どうしてこんな事になったのか、詳しく話そう。
小一時間前
「あなたに新世界の勇者になる適性を感じ、見守っていたのですよ!」
俺より見た目は年下なコスプレ女の子は言った。
人間非、現実を求める風をしても、現実では何処か異端と感じているのだろう。俺は女の子の言う事を信じられなかった。否、誰としてこの状況を信じる事等出来ないだろう。
「とりあえず、メンヘラ属性って事でいいか?じゃ。」
変な奴には関わるなと心は警鈴を鳴らす。まともじゃない、きっとこれは夢なのではないか。
俺は女の子に背を向け歩き出そうとした。
「信じる事は難しいし、裏切りを経験している者ならば、怖いと思います。でもー」
女の子は続ける
「世界が変われど私はあなたに生きて欲しいと思ったし、生きたいと思って欲しい!」
「あなたをこの世界の人々が必要としないのなら、私があなたを必要とします!」
「トウマ…私と、きてくれませんか?」
視界がぼやけた。
悔しさと嬉しさで、涙が溢れ出ていた。
「さぁ!この手をとって、私と一緒に行きましょう!」
女の子は俺に手を差し出し、俺はその手を取った。
「もう一度位、信じてもいいよな?」
「一度と言わず、何度でも!」
そう言う女の子か眩しく見えて、俺は目を細めた。
そういえば、女の子は俺の名前を知っているのに俺は知らないなと気付き、問いかけた。
「なぁ、あんた名前は?」
「私ですか?私は…」
あれー何だこれ、その名前は記憶にある。記憶にあるのにそれを何処で知ったのか思い出せない。

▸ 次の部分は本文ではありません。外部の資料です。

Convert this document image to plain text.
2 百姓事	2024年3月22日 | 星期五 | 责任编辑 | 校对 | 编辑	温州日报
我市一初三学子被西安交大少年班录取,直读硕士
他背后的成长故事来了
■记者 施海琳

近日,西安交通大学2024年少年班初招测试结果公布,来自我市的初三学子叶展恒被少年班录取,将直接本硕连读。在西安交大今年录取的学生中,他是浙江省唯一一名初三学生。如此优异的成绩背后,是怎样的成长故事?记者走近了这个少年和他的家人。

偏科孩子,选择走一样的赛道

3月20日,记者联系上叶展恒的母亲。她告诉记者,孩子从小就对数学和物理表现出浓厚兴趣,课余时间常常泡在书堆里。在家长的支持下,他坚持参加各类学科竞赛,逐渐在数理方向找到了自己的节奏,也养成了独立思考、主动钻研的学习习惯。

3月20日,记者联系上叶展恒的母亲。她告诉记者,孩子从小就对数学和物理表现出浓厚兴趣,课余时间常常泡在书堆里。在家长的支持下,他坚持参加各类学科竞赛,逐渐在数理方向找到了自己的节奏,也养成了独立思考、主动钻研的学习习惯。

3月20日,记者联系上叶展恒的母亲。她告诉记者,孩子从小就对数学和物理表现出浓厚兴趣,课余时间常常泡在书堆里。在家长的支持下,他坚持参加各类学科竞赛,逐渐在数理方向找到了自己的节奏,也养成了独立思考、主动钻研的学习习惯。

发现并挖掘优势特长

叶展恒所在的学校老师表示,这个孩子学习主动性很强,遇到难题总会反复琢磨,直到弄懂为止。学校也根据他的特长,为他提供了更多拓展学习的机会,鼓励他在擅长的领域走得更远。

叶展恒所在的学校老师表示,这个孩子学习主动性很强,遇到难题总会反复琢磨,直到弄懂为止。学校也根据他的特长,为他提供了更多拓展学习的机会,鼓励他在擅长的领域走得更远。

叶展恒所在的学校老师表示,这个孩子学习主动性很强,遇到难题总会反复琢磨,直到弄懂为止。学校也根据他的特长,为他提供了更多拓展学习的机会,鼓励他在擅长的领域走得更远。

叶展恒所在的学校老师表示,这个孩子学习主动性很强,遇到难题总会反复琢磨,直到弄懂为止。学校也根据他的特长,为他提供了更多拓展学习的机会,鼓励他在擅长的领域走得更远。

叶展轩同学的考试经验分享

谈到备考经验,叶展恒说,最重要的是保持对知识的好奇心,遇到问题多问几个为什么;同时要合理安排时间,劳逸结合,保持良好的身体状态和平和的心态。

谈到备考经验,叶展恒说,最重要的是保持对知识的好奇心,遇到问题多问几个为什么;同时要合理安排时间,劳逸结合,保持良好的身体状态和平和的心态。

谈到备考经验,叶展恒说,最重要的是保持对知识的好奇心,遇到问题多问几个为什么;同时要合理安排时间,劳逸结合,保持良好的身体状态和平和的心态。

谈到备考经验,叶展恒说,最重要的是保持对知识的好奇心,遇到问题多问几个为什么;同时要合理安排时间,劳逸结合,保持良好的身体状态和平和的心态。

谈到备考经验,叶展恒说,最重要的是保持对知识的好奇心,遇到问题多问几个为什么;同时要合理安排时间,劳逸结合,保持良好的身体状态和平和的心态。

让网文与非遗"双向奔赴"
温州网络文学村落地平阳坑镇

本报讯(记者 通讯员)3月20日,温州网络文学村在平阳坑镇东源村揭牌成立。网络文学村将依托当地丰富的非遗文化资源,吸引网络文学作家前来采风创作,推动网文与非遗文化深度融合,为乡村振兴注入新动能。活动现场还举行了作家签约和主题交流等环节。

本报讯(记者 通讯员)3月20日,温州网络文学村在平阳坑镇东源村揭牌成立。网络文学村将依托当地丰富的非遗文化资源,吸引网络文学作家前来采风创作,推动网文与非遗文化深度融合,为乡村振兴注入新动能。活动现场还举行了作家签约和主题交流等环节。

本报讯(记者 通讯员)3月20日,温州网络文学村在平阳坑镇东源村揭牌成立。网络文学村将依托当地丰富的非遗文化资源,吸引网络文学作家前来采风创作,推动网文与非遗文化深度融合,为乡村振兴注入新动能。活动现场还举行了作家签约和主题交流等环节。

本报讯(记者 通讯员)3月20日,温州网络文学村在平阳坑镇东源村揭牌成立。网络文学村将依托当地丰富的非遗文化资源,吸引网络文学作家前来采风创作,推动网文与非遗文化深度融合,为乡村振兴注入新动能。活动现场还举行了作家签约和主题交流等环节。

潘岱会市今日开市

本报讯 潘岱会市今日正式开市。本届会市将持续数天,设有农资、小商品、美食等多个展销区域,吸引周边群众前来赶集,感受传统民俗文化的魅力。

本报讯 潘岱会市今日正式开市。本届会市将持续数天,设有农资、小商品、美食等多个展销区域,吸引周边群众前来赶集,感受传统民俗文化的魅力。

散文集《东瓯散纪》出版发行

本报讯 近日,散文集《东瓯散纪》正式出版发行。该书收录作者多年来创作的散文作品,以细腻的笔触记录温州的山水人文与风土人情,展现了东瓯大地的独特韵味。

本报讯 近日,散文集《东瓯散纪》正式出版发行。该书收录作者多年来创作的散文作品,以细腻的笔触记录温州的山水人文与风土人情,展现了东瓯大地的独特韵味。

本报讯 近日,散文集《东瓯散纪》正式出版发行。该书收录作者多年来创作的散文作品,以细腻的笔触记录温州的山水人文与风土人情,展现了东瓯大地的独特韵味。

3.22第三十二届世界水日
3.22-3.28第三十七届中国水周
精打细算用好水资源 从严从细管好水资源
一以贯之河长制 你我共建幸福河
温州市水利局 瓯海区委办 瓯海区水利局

直後、猛烈な頭痛に襲われた。その後の記憶はなく、現在に至る。
先程まで掴んでいた手の主は居らず、平原に一人きり、其処までは良くある話だ。俺も納得出来た。
「どういう事だよ…」
俺の精神はそのままだ、だが、身体は変わっていたのだ。
女に。
俺の記憶が間違っていなければ、新世界の勇者にー的なニュアンスを聞いた気がする。
女で勇者ってなんだ?ジャンヌダルクか!?火刑にされるのは御免だぞ!!??
「何が何だかわかんなくなってきた…」
俺の呟きは大平原に吸い込まれた。